ABSTRACT The ultimate goal of this proposal is to verify an RNA liquid biopsy platform and transition it to have specific utility for the study, and non-invasive assessment, of the hematopoietic bone marrow (BM) niche. In addition to their reliance of material excreted from dying, diseased cells, cell-free DNA (cfDNA) platforms are limited to primarily detecting changes in somatic genomic sequence, copy number, or methylation status. Many biological and clinical events, such as hematopoiesis, fibrosis, and tumorigenesis, are executed via global changes in transcriptional regulation. My PhD advisor Dr. Daniel Kim and I have established a platform for exRNA liquid biopsy in human blood-plasma that has demonstrated significant diagnostic and monitoring potential in both Pancreatic cancer and COVID-19 patients. I propose to continue this research to complete my PhD by assessing diagnostic performance of the exRNA platform in a new cohort of 60 lung adenocarcinoma (LUAD) patients with matched controls. Furthermore, I will apply my expertise in exRNA liquid biopsies to assay the transcriptional dynamics of hematopoiesis and hematopoietic stem cells (HSCs) in the bone marrow (BM) niche. Currently, bone marrow biopsies or aspirations are used to determine bone marrow health and production. These techniques are costly and require sedation and/or pain relief for the subject and have the potential to lead to long term discomfort, infection, excessive bleeding, and other side-effects. BM aspirations remain a critical diagnostic and monitoring tool for HSC transplant recovery, leukemias and lymphomas, blood cell pathologies, and infections of unknown origin but the primary readout remains identification and counting of cell types. I hypothesize that hematopoietic lineages within the BM secrete exRNA that reflect cell state and identity that can be used in a non-invasive RNA liquid biopsy for detailed study of transcription and populations within the BM. I propose to identify exRNA expressed and secreted by HSCs and the remaining hematopoietic lineage in order to develop a platform to deconvolute peripheral blood into constituent hematopoietic cell types without the need for HSC mobilization.
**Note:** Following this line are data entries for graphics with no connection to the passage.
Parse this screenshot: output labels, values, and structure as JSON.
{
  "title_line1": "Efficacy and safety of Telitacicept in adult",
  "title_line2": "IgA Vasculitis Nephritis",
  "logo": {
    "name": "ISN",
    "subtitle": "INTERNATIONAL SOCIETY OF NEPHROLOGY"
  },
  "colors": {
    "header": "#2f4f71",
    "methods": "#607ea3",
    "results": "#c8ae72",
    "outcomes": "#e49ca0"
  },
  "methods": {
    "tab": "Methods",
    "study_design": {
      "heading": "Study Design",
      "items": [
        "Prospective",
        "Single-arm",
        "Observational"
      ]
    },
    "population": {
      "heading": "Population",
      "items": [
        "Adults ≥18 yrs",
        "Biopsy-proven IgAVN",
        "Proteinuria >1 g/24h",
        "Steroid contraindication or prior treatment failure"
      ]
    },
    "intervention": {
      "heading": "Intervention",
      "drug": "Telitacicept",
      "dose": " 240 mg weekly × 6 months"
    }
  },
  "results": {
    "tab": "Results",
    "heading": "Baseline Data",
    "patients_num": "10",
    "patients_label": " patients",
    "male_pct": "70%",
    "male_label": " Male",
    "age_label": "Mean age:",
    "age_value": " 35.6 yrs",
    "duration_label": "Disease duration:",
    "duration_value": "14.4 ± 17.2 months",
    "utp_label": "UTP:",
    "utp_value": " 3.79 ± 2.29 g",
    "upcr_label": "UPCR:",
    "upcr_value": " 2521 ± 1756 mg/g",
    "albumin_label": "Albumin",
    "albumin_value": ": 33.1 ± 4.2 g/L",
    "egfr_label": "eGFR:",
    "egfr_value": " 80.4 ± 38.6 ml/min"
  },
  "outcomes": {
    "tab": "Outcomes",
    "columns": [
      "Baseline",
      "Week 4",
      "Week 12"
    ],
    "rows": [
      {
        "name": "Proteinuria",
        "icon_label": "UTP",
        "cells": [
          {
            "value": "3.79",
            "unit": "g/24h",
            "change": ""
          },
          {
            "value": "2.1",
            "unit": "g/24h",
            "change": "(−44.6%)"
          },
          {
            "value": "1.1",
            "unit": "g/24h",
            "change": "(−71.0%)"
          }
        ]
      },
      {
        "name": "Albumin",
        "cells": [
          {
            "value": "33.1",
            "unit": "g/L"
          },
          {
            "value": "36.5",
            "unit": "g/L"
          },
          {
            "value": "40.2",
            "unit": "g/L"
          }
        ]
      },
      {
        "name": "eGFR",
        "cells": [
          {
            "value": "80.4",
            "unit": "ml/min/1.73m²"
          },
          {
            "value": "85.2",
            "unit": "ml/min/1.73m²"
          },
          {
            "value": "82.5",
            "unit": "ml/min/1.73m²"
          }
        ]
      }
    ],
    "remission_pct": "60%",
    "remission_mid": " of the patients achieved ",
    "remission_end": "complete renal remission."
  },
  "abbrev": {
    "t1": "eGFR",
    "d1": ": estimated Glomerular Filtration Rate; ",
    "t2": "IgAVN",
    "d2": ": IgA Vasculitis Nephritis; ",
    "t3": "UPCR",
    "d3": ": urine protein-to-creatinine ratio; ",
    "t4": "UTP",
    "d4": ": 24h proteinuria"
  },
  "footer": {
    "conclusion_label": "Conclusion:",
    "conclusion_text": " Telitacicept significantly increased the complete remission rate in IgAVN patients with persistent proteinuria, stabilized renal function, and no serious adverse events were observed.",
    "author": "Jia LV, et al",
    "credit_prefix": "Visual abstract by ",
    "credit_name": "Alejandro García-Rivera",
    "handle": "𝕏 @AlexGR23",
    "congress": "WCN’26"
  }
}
抽象的 该提案的最终目标是验证 RNA 液体活检平台并将其转变为具有特定用途 用于造血骨髓 (BM) 生态位的研究和非侵入性评估。除了他们的 依赖从死亡、患病细胞、游离 DNA (cfDNA) 平台排出的物质主要限于 检测体细胞基因组序列、拷贝数或甲基化状态的变化。许多生物和 临床事件，例如造血、纤维化和肿瘤发生，是通过全局变化来执行的 转录调控。我和我的博士生导师 Daniel Kim 博士建立了一个 exRNA 液体平台 人类血浆活检已显示出显着的诊断和监测潜力 胰腺癌和 COVID-19 患者。我建议继续这项研究以完成我的博士学位 评估 exRNA 平台在 60 例肺腺癌新队列中的诊断性能 （LUAD）患者与匹配的对照。此外，我将运用我在 exRNA 液体活检方面的专业知识 测定骨髓中造血和造血干细胞 (HSC) 的转录动态 （BM）利基。目前，骨髓活检或穿刺用于确定骨髓健康状况和 生产。这些技术成本高昂并且需要对受试者进行镇静和/或缓解疼痛，并且具有 可能导致长期不适、感染、出血过多和其他副作用。 BM的愿望 仍然是 HSC 移植恢复、白血病和淋巴瘤、血液的重要诊断和监测工具 细胞病理学和未知来源的感染，但主要读数仍然是识别和计数 细胞类型。我假设 BM 内的造血谱系分泌反映细胞状态的 exRNA 可用于非侵入性 RNA 液体活检以详细研究转录和群体的身份 BM 内。我建议鉴定 HSC 表达和分泌的 exRNA 以及其余的 造血谱系，以开发一个将外周血解卷积为成分的平台 无需 HSC 动员的造血细胞类型。